UN ceasefire efforts fizzle as Hodeida fight ramps up
The Iran-backed Houthi rebels rejected a ceasefire and said Saudi-led forces have been escalating their attacks in Hodeida despite talks.
2 min read
18 June, 2018
Pro-government forces arrive in Yemen's Hodeida earlier this month [Getty]

UN ceasefire efforts in Yemen fizzled on Monday as Saudi-backed loyalist forces press ahead with an offensive to retake the key port city of Hodeida.

After two days of talks in the capital Sanaa, UN envoy Martin Griffiths was due to brief the Security Council Monday on the crisis in Hodeida, an entry point for desperately-needed aid in war-torn Yemen. 

But the Iran-backed Houthi rebels rejected a ceasefire and said talks had failed after meeting with Griffiths on Sunday. 

Abdulaziz Saleh bin Habtoor accused Saudi-led forces of "escalating their attacks on the western coast when they felt there were serious moves towards a solution". 

Thousands of families have been displaced as loyalist forces, who are also backed by the UAE, battle towards the Red Sea port city.

The Houthis seized control of Hodeida along with the capital and much of northern Yemen in 2014, sparking an air intervention by the Saudi-led alliance in March 2015. 

The war in Yemen, the Arab world's poorest country, has left at least 10,000 dead and triggered what the UN calls the "world's worst humanitarian crisis". Some 8 million of the country's 23 million are on the brink of starvation.

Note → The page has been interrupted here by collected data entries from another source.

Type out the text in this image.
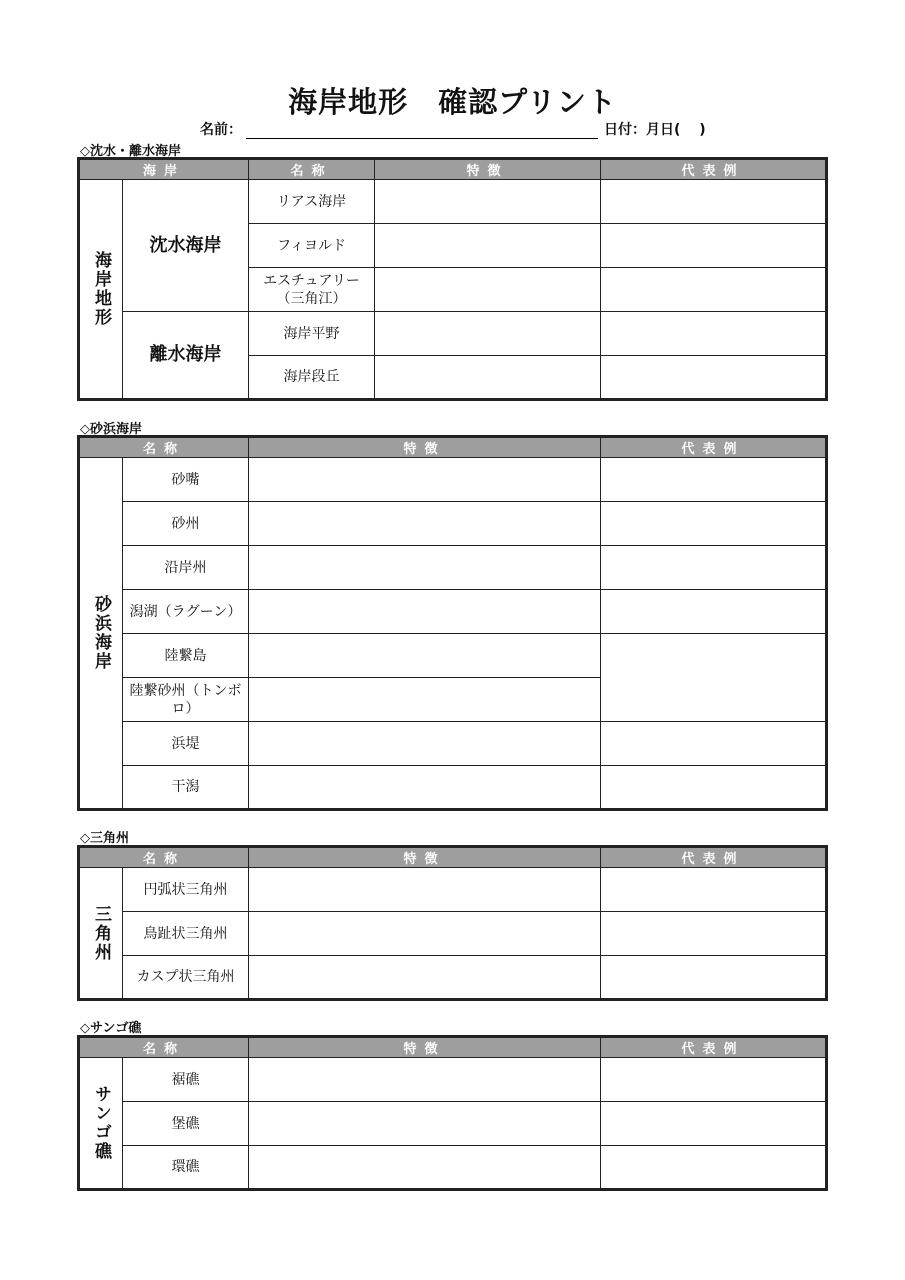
海岸地形　確認プリント
名前：	日付： 月 日(　 )
◇沈水・離水海岸
海岸		名称	特徴	代表例
海岸地形	沈水海岸	リアス海岸		
		フィヨルド		
		エスチュアリー（三角江）		
	離水海岸	海岸平野		
		海岸段丘		
◇砂浜海岸
名称		特徴	代表例
砂浜海岸	砂嘴		
	砂州		
	沿岸州		
	潟湖（ラグーン）		
	陸繋島		
	陸繋砂州（トンボロ）		
	浜堤		
	干潟		
◇三角州
名称		特徴	代表例
三角州	円弧状三角州		
	鳥趾状三角州		
	カスプ状三角州		
◇サンゴ礁
名称		特徴	代表例
サンゴ礁	裾礁		
	堡礁		
	環礁		
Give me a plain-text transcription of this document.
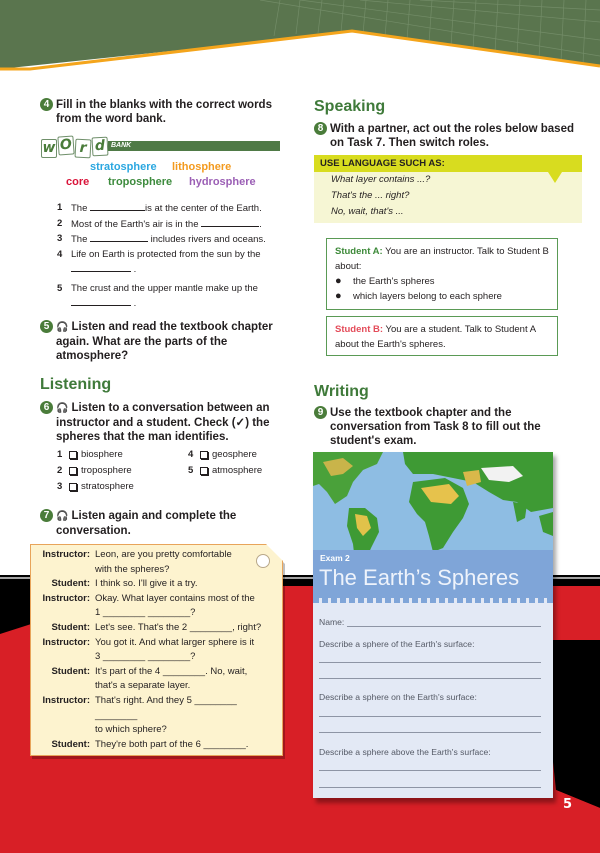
4 Fill in the blanks with the correct words from the word bank.
w O r d BANK
stratosphere lithosphere
core troposphere hydrosphere
1 The	is at the center of the Earth.
2 Most of the Earth's air is in the	.
3 The	includes rivers and oceans.
4 Life on Earth is protected from the sun by the
.
5 The crust and the upper mantle make up the
.
5 🎧 Listen and read the textbook chapter again. What are the parts of the atmosphere?
Listening
6 🎧 Listen to a conversation between an instructor and a student. Check (✓) the spheres that the man identifies.
1	biosphere
2	troposphere
3	stratosphere
4	geosphere
5	atmosphere
7 🎧 Listen again and complete the conversation.
Instructor : Leon, are you pretty comfortable
with the spheres?
Student : I think so. I'll give it a try.
Instructor : Okay. What layer contains most of the
1 ________ ________?
Student : Let's see. That's the 2 ________, right?
Instructor : You got it. And what larger sphere is it
3 ________ ________?
Student : It's part of the 4 ________. No, wait,
that's a separate layer.
Instructor : That's right. And they 5 ________ ________
to which sphere?
Student : They're both part of the 6 ________.
Speaking
8 With a partner, act out the roles below based on Task 7. Then switch roles.
USE LANGUAGE SUCH AS:
What layer contains ...?
That's the ... right?
No, wait, that's ...
Student A: You are an instructor. Talk to Student B about:
●	the Earth's spheres
●	which layers belong to each sphere
Student B: You are a student. Talk to Student A about the Earth's spheres.
Writing
9 Use the textbook chapter and the conversation from Task 8 to fill out the student's exam.
Exam 2
The Earth’s Spheres
Name:
Describe a sphere of the Earth's surface:
Describe a sphere on the Earth's surface:
Describe a sphere above the Earth's surface:
5
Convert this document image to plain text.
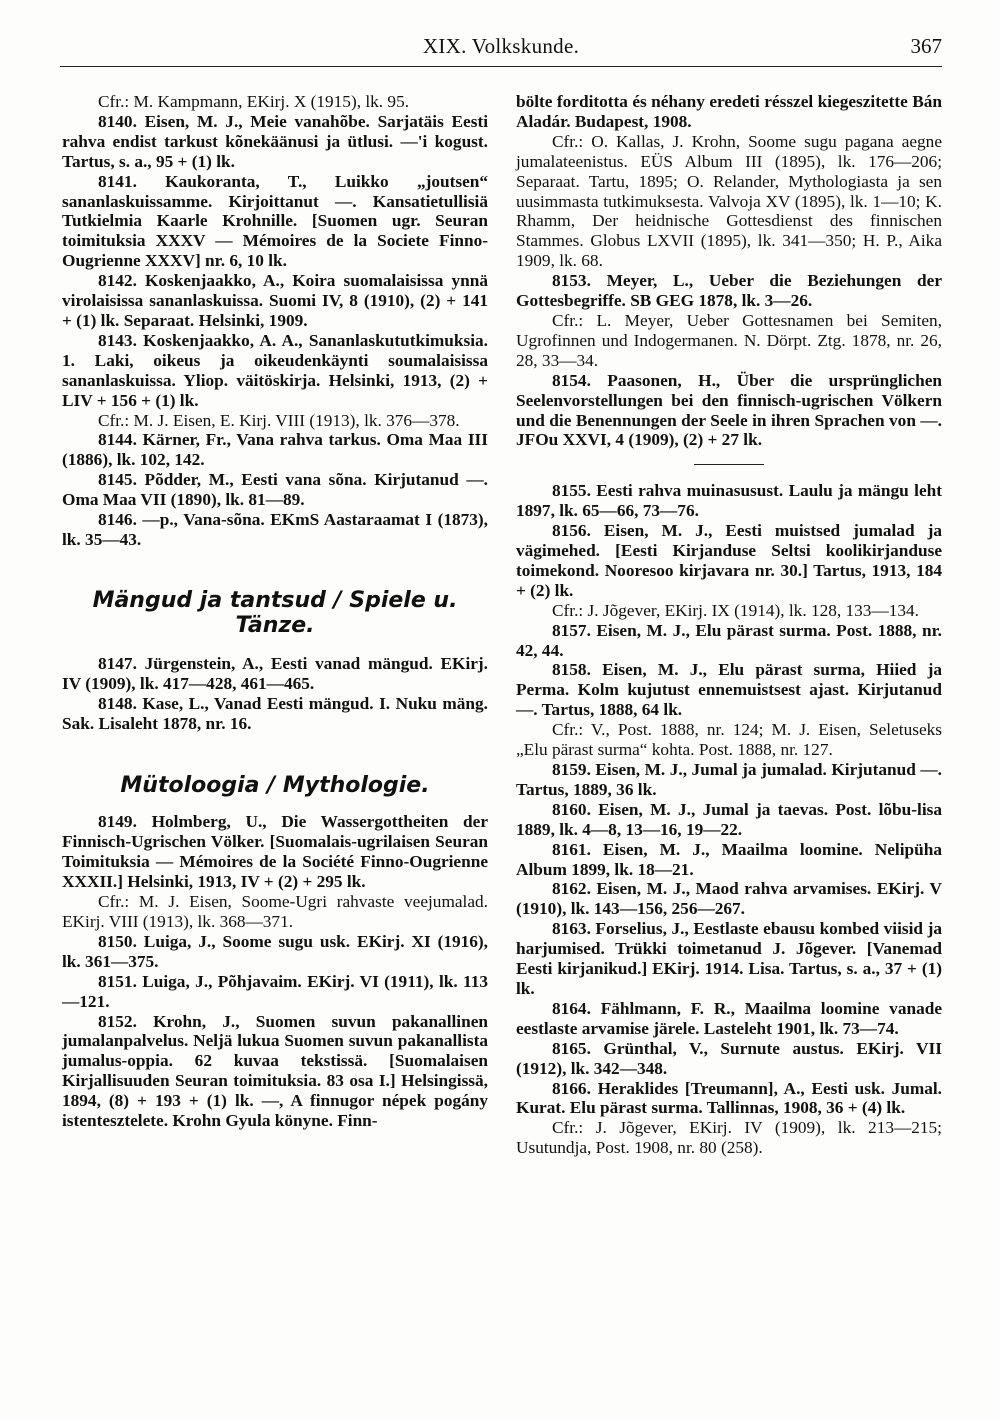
XIX. Volkskunde.	367
Cfr.: M. Kampmann, EKirj. X (1915), lk. 95.
8140. Eisen, M. J., Meie vanahõbe. Sarjatäis Eesti rahva endist tarkust kõnekäänusi ja ütlusi. —'i kogust. Tartus, s. a., 95 + (1) lk.
8141. Kaukoranta, T., Luikko „joutsen“ sananlaskuissamme. Kirjoittanut —. Kansatietullisiä Tutkielmia Kaarle Krohnille. [Suomen ugr. Seuran toimituksia XXXV — Mémoires de la Societe Finno-Ougrienne XXXV] nr. 6, 10 lk.
8142. Koskenjaakko, A., Koira suomalaisissa ynnä virolaisissa sananlaskuissa. Suomi IV, 8 (1910), (2) + 141 + (1) lk. Separaat. Helsinki, 1909.
8143. Koskenjaakko, A. A., Sananlaskututkimuksia. 1. Laki, oikeus ja oikeudenkäynti soumalaisissa sananlaskuissa. Yliop. väitöskirja. Helsinki, 1913, (2) + LIV + 156 + (1) lk.
Cfr.: M. J. Eisen, E. Kirj. VIII (1913), lk. 376—378.
8144. Kärner, Fr., Vana rahva tarkus. Oma Maa III (1886), lk. 102, 142.
8145. Põdder, M., Eesti vana sõna. Kirjutanud —. Oma Maa VII (1890), lk. 81—89.
8146. —p., Vana-sõna. EKmS Aastaraamat I (1873), lk. 35—43.
Mängud ja tantsud / Spiele u. Tänze.
8147. Jürgenstein, A., Eesti vanad mängud. EKirj. IV (1909), lk. 417—428, 461—465.
8148. Kase, L., Vanad Eesti mängud. I. Nuku mäng. Sak. Lisaleht 1878, nr. 16.
Mütoloogia / Mythologie.
8149. Holmberg, U., Die Wassergottheiten der Finnisch-Ugrischen Völker. [Suomalais-ugrilaisen Seuran Toimituksia — Mémoires de la Société Finno-Ougrienne XXXII.] Helsinki, 1913, IV + (2) + 295 lk.
Cfr.: M. J. Eisen, Soome-Ugri rahvaste veejumalad. EKirj. VIII (1913), lk. 368—371.
8150. Luiga, J., Soome sugu usk. EKirj. XI (1916), lk. 361—375.
8151. Luiga, J., Põhjavaim. EKirj. VI (1911), lk. 113—121.
8152. Krohn, J., Suomen suvun pakanallinen jumalanpalvelus. Neljä lukua Suomen suvun pakanallista jumalus-oppia. 62 kuvaa tekstissä. [Suomalaisen Kirjallisuuden Seuran toimituksia. 83 osa I.] Helsingissä, 1894, (8) + 193 + (1) lk. —, A finnugor népek pogány istentesztelete. Krohn Gyula könyne. Finn-
bölte forditotta és néhany eredeti résszel kiegeszitette Bán Aladár. Budapest, 1908.
Cfr.: O. Kallas, J. Krohn, Soome sugu pagana aegne jumalateenistus. EÜS Album III (1895), lk. 176—206; Separaat. Tartu, 1895; O. Relander, Mythologiasta ja sen uusimmasta tutkimuksesta. Valvoja XV (1895), lk. 1—10; K. Rhamm, Der heidnische Gottesdienst des finnischen Stammes. Globus LXVII (1895), lk. 341—350; H. P., Aika 1909, lk. 68.
8153. Meyer, L., Ueber die Beziehungen der Gottesbegriffe. SB GEG 1878, lk. 3—26.
Cfr.: L. Meyer, Ueber Gottesnamen bei Semiten, Ugrofinnen und Indogermanen. N. Dörpt. Ztg. 1878, nr. 26, 28, 33—34.
8154. Paasonen, H., Über die ursprünglichen Seelenvorstellungen bei den finnisch-ugrischen Völkern und die Benennungen der Seele in ihren Sprachen von —. JFOu XXVI, 4 (1909), (2) + 27 lk.
8155. Eesti rahva muinasusust. Laulu ja mängu leht 1897, lk. 65—66, 73—76.
8156. Eisen, M. J., Eesti muistsed jumalad ja vägimehed. [Eesti Kirjanduse Seltsi koolikirjanduse toimekond. Nooresoo kirjavara nr. 30.] Tartus, 1913, 184 + (2) lk.
Cfr.: J. Jõgever, EKirj. IX (1914), lk. 128, 133—134.
8157. Eisen, M. J., Elu pärast surma. Post. 1888, nr. 42, 44.
8158. Eisen, M. J., Elu pärast surma, Hiied ja Perma. Kolm kujutust ennemuistsest ajast. Kirjutanud —. Tartus, 1888, 64 lk.
Cfr.: V., Post. 1888, nr. 124; M. J. Eisen, Seletuseks „Elu pärast surma“ kohta. Post. 1888, nr. 127.
8159. Eisen, M. J., Jumal ja jumalad. Kirjutanud —. Tartus, 1889, 36 lk.
8160. Eisen, M. J., Jumal ja taevas. Post. lõbu-lisa 1889, lk. 4—8, 13—16, 19—22.
8161. Eisen, M. J., Maailma loomine. Nelipüha Album 1899, lk. 18—21.
8162. Eisen, M. J., Maod rahva arvamises. EKirj. V (1910), lk. 143—156, 256—267.
8163. Forselius, J., Eestlaste ebausu kombed viisid ja harjumised. Trükki toimetanud J. Jõgever. [Vanemad Eesti kirjanikud.] EKirj. 1914. Lisa. Tartus, s. a., 37 + (1) lk.
8164. Fählmann, F. R., Maailma loomine vanade eestlaste arvamise järele. Lasteleht 1901, lk. 73—74.
8165. Grünthal, V., Surnute austus. EKirj. VII (1912), lk. 342—348.
8166. Heraklides [Treumann], A., Eesti usk. Jumal. Kurat. Elu pärast surma. Tallinnas, 1908, 36 + (4) lk.
Cfr.: J. Jõgever, EKirj. IV (1909), lk. 213—215; Usutundja, Post. 1908, nr. 80 (258).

The Saudi alliance imposed a near-total blockade on Hodeida, where more than 70 percent of Yemen's imports flow through, alleging it was a conduit for arms deliveries to the Houthis. 

Multiple rounds of UN-brokered talks have failed to reach a deal between the internationally-recognised government and the Houthis. 

The capture of Hodeida would be the Saudi-led coalition's biggest victory of the war so far, but the UN and aid groups have warned it could spark a fresh humanitarian crisis. 

Loyalist forces in recent days reportedly closed in on areas south and west of the port, advancing on a disused rebel-held airport just south of the docks.

On Monday, UAE minister of state for foreign affairs Anwar Gargash said at a press conference in Dubai that the Hodeida offensive would continue "unless rebels withdraw unconditionally". 

Agencies contributed to this report.